After the encoding of the character strings other than the tag has been completed by the text encoding unit 104, the updating unit 105 shifts the sliding window by an amount equal to the encoded character string. Namely, the updating unit 105 stores, in the storage area A2, the encoded character string in the storage area A1 and updates the storage area A2 by shifting the character string in the storage area A2 to the left by an amount equal to the encoded character string. The updating unit 105 shifts the sliding window every time the encoding of the character string other than the tag is completed by the text encoding unit 104. Furthermore, the updating unit 105 does not shift the sliding window after the encoding of the tag has been completed by the tag encoding unit 103. Consequently, because the character string of the tag does not move to the storage area A2, the longest match character string of the character string other than the tag is hardly expelled from the storage area A2, whereby a compression ratio of the character string other than the tag is improved. Namely, because the character string other than the tag is not encoded for each character, the compression ratio is improved.

The file write unit 106 acquires the compressed data from the tag encoding unit 103 and the text encoding unit 104 and writes the acquired compressed data to the storage area A4. The file write unit 106 stores, in the compressed file F2, the compressed data stored in the storage area A4 and the dynamic dictionary T1.

FIG. 10 is a functional block diagram illustrating an example of the configuration of a decompression unit according to the embodiment. As illustrated in FIG. 10, the decompression unit 100b includes a file read unit 110, a tag identifier determining unit 111, a tag decompression unit 112, a text decompression unit 113, an updating unit 114, and a file write unit 115.

The file read unit 110 reads the compressed data in the compressed file F2 to the storage area B1. If the file read unit 110 ends the process performed on the compressed data stored in the storage area B1, the file read unit 110 reads new compressed data from the compressed file F2 and updates the compressed data stored in the storage area B1.

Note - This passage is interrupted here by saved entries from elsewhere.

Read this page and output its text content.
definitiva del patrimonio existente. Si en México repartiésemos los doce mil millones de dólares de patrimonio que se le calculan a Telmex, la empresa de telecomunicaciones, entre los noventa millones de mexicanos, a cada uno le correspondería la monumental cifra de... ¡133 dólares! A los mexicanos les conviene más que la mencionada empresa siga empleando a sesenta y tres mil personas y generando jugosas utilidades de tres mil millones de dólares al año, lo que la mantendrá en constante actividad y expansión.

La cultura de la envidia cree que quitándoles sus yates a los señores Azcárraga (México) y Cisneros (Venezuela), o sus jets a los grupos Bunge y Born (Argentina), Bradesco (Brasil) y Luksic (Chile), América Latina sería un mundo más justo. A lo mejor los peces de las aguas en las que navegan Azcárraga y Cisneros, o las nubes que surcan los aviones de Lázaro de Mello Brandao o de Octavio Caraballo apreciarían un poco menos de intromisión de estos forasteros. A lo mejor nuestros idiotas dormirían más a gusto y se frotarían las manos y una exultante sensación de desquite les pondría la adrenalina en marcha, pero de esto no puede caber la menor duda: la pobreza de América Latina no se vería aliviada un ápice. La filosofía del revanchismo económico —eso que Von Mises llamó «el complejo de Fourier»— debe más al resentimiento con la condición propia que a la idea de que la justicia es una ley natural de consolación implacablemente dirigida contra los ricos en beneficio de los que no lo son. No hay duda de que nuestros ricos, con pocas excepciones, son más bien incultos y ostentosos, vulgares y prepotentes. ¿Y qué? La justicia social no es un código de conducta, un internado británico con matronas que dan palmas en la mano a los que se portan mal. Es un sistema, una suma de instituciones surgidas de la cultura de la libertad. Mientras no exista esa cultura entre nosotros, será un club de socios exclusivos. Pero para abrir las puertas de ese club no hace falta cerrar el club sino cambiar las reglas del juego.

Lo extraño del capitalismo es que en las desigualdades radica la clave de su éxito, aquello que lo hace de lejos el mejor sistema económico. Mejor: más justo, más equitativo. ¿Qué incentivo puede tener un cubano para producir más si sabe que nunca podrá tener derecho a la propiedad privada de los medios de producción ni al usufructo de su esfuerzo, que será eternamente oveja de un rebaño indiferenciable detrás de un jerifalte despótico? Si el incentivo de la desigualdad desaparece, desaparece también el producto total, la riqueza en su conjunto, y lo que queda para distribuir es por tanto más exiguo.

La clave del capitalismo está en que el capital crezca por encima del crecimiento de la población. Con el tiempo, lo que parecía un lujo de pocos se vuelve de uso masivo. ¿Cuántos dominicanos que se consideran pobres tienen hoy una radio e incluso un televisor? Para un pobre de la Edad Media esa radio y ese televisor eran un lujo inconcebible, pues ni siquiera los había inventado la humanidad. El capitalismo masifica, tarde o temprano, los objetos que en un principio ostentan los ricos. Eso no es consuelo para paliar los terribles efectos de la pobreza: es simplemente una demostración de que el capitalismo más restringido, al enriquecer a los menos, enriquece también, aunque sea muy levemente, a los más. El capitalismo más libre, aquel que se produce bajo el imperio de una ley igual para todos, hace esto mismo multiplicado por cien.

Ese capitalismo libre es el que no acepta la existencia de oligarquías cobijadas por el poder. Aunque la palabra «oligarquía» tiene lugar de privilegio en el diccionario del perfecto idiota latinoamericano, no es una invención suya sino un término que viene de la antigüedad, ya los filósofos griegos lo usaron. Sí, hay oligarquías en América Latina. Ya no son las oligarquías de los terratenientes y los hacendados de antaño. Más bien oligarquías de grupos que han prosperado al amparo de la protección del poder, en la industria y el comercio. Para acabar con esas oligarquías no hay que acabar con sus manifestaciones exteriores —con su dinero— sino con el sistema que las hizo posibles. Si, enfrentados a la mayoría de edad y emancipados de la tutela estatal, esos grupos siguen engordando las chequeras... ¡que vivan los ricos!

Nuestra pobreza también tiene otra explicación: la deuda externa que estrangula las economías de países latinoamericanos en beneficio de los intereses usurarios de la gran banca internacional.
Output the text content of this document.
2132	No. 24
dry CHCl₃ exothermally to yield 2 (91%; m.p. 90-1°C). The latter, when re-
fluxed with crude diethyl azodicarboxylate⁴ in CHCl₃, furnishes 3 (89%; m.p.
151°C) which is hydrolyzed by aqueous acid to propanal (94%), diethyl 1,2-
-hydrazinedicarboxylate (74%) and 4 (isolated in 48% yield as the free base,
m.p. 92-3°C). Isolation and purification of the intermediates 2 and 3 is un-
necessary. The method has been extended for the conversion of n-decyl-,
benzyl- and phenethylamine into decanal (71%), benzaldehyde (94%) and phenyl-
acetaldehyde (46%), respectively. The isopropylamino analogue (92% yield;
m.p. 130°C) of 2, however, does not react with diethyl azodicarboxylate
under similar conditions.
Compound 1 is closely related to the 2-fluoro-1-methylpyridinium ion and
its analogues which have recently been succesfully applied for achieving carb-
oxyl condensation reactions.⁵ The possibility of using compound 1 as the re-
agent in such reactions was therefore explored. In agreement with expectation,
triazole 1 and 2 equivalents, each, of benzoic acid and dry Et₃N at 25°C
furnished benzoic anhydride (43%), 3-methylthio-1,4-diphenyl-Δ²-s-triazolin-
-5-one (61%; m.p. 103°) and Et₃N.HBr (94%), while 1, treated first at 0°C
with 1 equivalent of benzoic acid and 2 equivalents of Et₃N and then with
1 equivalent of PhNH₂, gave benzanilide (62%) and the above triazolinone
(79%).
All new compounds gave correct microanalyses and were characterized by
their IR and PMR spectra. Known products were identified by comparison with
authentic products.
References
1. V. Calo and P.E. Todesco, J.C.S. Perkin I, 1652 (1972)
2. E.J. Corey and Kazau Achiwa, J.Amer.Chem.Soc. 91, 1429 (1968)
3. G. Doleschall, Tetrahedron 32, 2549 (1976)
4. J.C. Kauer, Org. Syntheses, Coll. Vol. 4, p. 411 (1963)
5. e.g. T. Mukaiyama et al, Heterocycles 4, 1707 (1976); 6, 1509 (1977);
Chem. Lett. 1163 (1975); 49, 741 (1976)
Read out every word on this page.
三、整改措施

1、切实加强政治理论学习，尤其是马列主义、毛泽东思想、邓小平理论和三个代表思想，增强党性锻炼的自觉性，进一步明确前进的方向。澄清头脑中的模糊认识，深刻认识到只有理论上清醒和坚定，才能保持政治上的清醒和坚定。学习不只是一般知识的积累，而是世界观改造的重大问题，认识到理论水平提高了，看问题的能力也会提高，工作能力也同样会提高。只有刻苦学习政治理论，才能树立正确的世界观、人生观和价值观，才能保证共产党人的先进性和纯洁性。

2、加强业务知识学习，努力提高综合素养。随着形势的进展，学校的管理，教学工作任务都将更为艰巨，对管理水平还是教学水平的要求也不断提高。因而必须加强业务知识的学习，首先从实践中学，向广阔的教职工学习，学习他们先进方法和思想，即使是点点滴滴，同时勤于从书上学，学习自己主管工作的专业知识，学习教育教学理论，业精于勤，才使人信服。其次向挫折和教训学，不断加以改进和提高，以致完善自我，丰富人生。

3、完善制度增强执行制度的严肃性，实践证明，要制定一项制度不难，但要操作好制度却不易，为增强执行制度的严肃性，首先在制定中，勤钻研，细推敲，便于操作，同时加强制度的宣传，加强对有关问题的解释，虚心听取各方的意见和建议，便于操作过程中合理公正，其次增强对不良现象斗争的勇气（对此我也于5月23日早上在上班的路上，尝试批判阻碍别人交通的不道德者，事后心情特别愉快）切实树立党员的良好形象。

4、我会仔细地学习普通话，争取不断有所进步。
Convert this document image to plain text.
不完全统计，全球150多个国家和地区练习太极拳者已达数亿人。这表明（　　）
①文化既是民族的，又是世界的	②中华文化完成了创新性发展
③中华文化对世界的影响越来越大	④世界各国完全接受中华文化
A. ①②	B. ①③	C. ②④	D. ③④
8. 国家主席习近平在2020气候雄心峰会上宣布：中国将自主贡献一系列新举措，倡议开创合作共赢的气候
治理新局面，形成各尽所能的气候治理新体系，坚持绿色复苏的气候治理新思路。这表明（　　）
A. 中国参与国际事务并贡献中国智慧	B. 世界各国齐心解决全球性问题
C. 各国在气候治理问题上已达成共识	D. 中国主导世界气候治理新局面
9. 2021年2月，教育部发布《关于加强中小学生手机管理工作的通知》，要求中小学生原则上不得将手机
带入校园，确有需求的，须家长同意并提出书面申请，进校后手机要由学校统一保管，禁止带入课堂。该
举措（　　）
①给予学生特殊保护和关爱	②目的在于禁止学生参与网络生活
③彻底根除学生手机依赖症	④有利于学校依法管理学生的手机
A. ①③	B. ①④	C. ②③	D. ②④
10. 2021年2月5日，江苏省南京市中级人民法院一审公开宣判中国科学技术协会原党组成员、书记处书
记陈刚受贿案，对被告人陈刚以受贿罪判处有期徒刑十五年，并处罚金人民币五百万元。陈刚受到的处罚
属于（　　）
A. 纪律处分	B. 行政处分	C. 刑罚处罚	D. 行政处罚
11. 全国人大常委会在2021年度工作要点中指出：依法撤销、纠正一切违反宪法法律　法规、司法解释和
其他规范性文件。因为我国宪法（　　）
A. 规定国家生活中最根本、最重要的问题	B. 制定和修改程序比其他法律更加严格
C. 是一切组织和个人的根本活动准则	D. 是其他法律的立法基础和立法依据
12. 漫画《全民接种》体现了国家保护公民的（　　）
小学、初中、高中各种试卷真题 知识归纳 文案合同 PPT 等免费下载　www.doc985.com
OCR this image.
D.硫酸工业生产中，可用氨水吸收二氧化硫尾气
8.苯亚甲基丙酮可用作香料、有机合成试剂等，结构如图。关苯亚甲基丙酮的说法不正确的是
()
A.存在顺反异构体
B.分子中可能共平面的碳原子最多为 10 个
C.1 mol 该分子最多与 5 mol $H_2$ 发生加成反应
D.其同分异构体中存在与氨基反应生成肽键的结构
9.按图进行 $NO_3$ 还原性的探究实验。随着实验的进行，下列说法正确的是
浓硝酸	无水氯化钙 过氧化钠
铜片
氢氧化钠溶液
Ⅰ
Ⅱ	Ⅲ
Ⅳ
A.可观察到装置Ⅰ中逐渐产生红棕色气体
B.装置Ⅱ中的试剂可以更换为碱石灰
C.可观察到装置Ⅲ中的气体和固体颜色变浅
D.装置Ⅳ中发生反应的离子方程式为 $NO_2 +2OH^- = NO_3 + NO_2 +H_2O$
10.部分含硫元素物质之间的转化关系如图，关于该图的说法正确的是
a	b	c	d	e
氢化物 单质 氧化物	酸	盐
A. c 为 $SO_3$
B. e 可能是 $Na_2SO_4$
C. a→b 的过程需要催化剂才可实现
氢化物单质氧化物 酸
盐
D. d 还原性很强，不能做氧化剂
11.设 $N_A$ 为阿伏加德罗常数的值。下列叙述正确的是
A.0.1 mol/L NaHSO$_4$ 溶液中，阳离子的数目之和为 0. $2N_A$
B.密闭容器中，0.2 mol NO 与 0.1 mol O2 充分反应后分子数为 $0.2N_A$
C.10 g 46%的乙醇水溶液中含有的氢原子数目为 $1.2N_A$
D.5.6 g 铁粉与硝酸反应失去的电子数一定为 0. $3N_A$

The tag identifier determining unit 111 reads the tag identifier of the compressed data stored in the storage area B1 and determines whether the tag identifier is “0” or “1”. The tag identifier is associated with the first bit of the compressed data. If the tag identifier is “0”, this indicates that the compressed data is obtained by encoding a tag character string. If the tag identifier is “1”, this indicates that the compressed data is obtained by encoding the character string (text) other than a tag. If the tag identifier of the compressed data is “0”, the tag identifier determining unit 111 outputs the compressed data to the tag decompression unit 112. If the tag identifier of the compressed data is “1”, the tag identifier determining unit 111 outputs the compressed data to the text decompression unit 113.

On the basis of the compression code and the variable part identifier in the compressed data, the tag decompression unit 112 refers to the storage area B3 and creates decompression data. If the variable part identifier is “0”, this indicates that variable part information is not present in the compressed data. If the variable part identifier is “1”, this indicates that variable part information is present in the compressed data.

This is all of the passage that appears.